Wednesday 13 February 2013

New Pope 13.2.13.


The election of the  new Pope will cause  excitement in places high and low. In high places because governments have an interest in 1)getting the “right” person into the position and 2) keeping the “wrong” one out. The words right and wrong being of course in the sense governments mean by the words – what profits them and hurts their opponents. Their interest in morals or ideas like truth, freedom, happiness is self serving.
For a long time  some governments were anxious to have a Pope who would aid their struggle against communism. Getting one was easy, and using the resources of the Catholic church ,  material, intellectual and spiritual , was easy also. So that got done. Then governments need prominent  people who either will not oppose their wars or will approve  them   “in certain circumstances”.  That gets done too.

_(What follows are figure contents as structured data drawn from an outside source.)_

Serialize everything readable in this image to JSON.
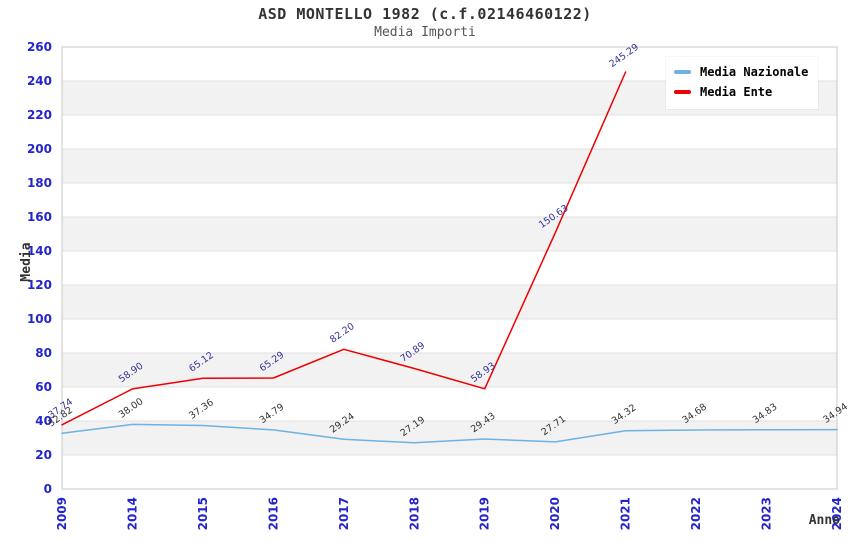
{
  "title": "ASD MONTELLO 1982 (c.f.02146460122)",
  "subtitle": "Media Importi",
  "legend": [
    {
      "label": "Media Nazionale",
      "color": "#6cb2e3"
    },
    {
      "label": "Media Ente",
      "color": "#ee0000"
    }
  ],
  "chart_data": {
    "type": "line",
    "title": "ASD MONTELLO 1982 (c.f.02146460122)",
    "subtitle": "Media Importi",
    "xlabel": "Anno",
    "ylabel": "Media",
    "categories": [
      "2009",
      "2014",
      "2015",
      "2016",
      "2017",
      "2018",
      "2019",
      "2020",
      "2021",
      "2022",
      "2023",
      "2024"
    ],
    "series": [
      {
        "name": "Media Nazionale",
        "color": "#6cb2e3",
        "label_color": "#333333",
        "values": [
          32.82,
          38.0,
          37.36,
          34.79,
          29.24,
          27.19,
          29.43,
          27.71,
          34.32,
          34.68,
          34.83,
          34.94
        ]
      },
      {
        "name": "Media Ente",
        "color": "#ee0000",
        "label_color": "#333399",
        "values": [
          37.74,
          58.9,
          65.12,
          65.29,
          82.2,
          70.89,
          58.93,
          150.63,
          245.29,
          null,
          null,
          null
        ]
      }
    ],
    "ylim": [
      0,
      260
    ],
    "ytick_step": 20,
    "grid": true,
    "alternating_bands": true,
    "legend_position": "top-right"
  },
  "style_colors": {
    "tick_label": "#2424cc",
    "band_fill": "#f2f2f2",
    "grid_line": "#e0e0e0",
    "plot_border": "#c8c8c8",
    "axis_title": "#333333"
  }
}
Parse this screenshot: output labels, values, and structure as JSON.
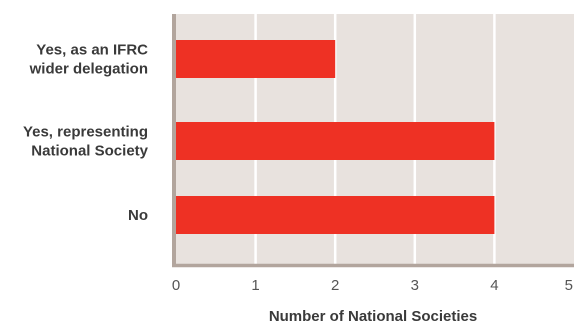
{
  "chart_data": {
    "type": "bar",
    "orientation": "horizontal",
    "categories": [
      [
        "Yes, as an IFRC",
        "wider delegation"
      ],
      [
        "Yes, representing",
        "National Society"
      ],
      [
        "No"
      ]
    ],
    "values": [
      2,
      4,
      4
    ],
    "xlabel": "Number of National Societies",
    "ylabel": "",
    "xlim": [
      0,
      5
    ],
    "xticks": [
      "0",
      "1",
      "2",
      "3",
      "4",
      "5"
    ],
    "grid": "vertical",
    "bar_color": "#ee3124",
    "plot_background": "#e8e2de",
    "gridline_color": "#ffffff",
    "axis_color": "#b2a59d"
  }
}
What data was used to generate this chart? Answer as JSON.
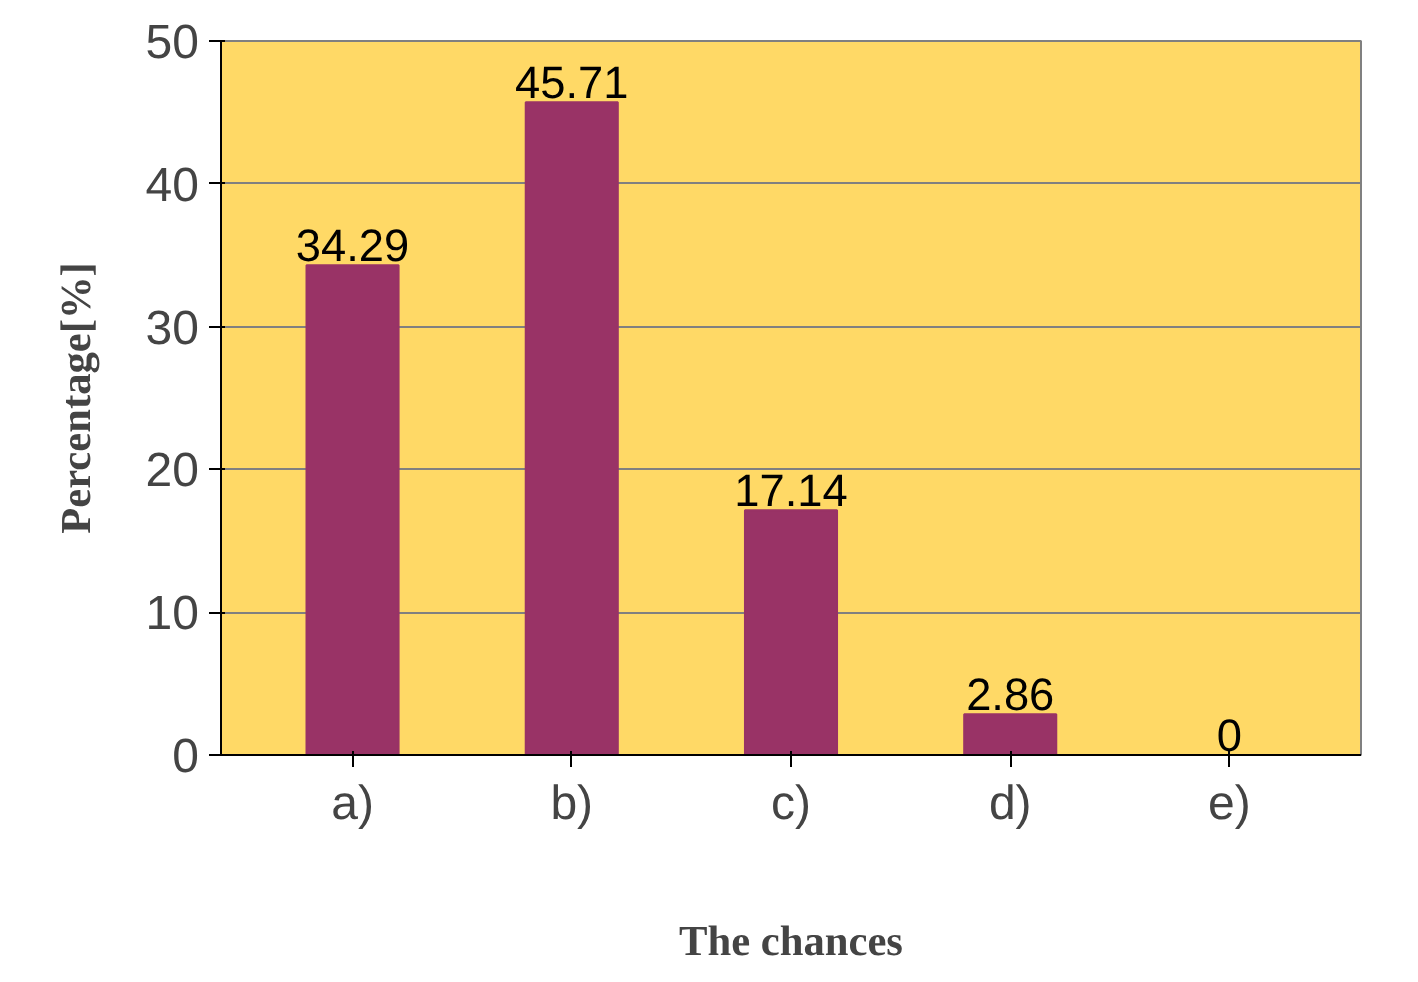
{
  "chart_data": {
    "type": "bar",
    "xlabel": "The chances",
    "ylabel": "Percentage[%]",
    "categories": [
      "a)",
      "b)",
      "c)",
      "d)",
      "e)"
    ],
    "values": [
      34.29,
      45.71,
      17.14,
      2.86,
      0
    ],
    "color": "#993366",
    "ylim": [
      0,
      50
    ],
    "yticks": [
      0,
      10,
      20,
      30,
      40,
      50
    ],
    "grid": "y",
    "data_labels": true
  }
}
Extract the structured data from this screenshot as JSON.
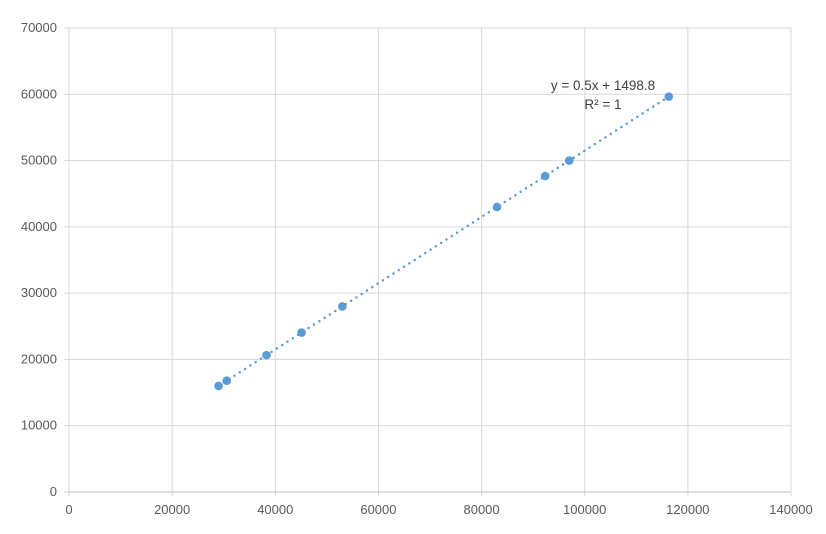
{
  "chart_data": {
    "type": "scatter",
    "title": "",
    "xlabel": "",
    "ylabel": "",
    "xlim": [
      0,
      140000
    ],
    "ylim": [
      0,
      70000
    ],
    "x_ticks": [
      0,
      20000,
      40000,
      60000,
      80000,
      100000,
      120000,
      140000
    ],
    "y_ticks": [
      0,
      10000,
      20000,
      30000,
      40000,
      50000,
      60000,
      70000
    ],
    "grid": true,
    "legend": "none",
    "points": [
      [
        29000,
        15998.8
      ],
      [
        30600,
        16798.8
      ],
      [
        38300,
        20648.8
      ],
      [
        45100,
        24048.8
      ],
      [
        53000,
        27998.8
      ],
      [
        83000,
        42998.8
      ],
      [
        92350,
        47673.8
      ],
      [
        97000,
        49998.8
      ],
      [
        116300,
        59648.8
      ]
    ],
    "trendline": {
      "slope": 0.5,
      "intercept": 1498.8,
      "equation": "y = 0.5x + 1498.8",
      "r_squared": "R² = 1",
      "style": "dotted"
    },
    "colors": {
      "marker": "#5B9BD5",
      "trendline": "#5B9BD5",
      "gridline": "#D9D9D9",
      "axis_line": "#BFBFBF",
      "tick_label": "#595959",
      "equation_text": "#404040"
    }
  }
}
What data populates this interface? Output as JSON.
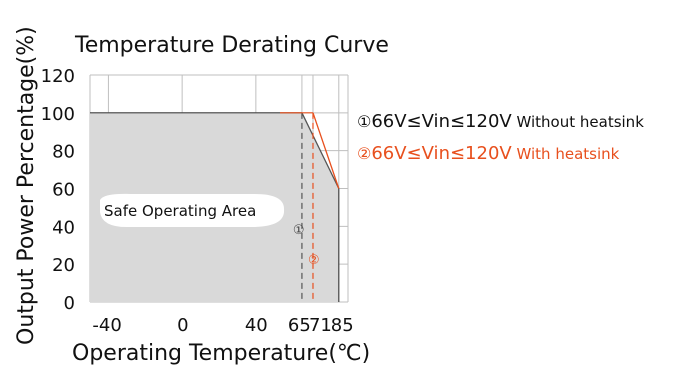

Keeping the wrong one out of prominent positions including papacy is not all that difficult because   often churches have been , not a loyal opposition, but a supporter of government policies.  Cardinal Basil Hume had a notable – and public –disagreement with one of his senior clergy because that man campaigned against nuclear deterrents in Britain and the Cardinal was in favour of nuclear deterrents in Britain and the US. Getting popes and cardinals on side has been an important – and for churches damaging –  part  of the policy of governments.
Now there are  changes . Trade with China means  governments  have to be more diplomatic, because  China will be  the hub of the most massive trade possibilities the world has ever known. And the policy of making the US,  France , Britain  or NATO the police of the world with sole right to nuclear arms is not going to work as the Koreans and others are showing. Crude anticommunism and crude forceful control are  just too crude nowadays.
Also, if the new Pope proposes or encourages or even permits   new church attitudes to divorce, abortion etc. – a very delicate but not impossible task – this could please a lot of governments,  but taking a traditional stance on such things need not matter much to them because more and more people will probably swing over to  a more “liberal” side anyway.
So what will decide how the election will go ? The truth is we don’t know because we don’t   get enough information about who is influencing whom.  What we do know is that it is  difficult for a  Pope to have a free hand surrounded by so many arrangers, influencers, advocates and civil servants. The passage of a suggestion from the Pope’s desk going round the departments and back again can often result in a somewhat different suggestion landing  on the Pope’s desk  for his signature.
And none of the papal gifts, human or divine, will necessarily  cope with that successfully .
So really  what perhaps we should be asking is – who will the civil servants be?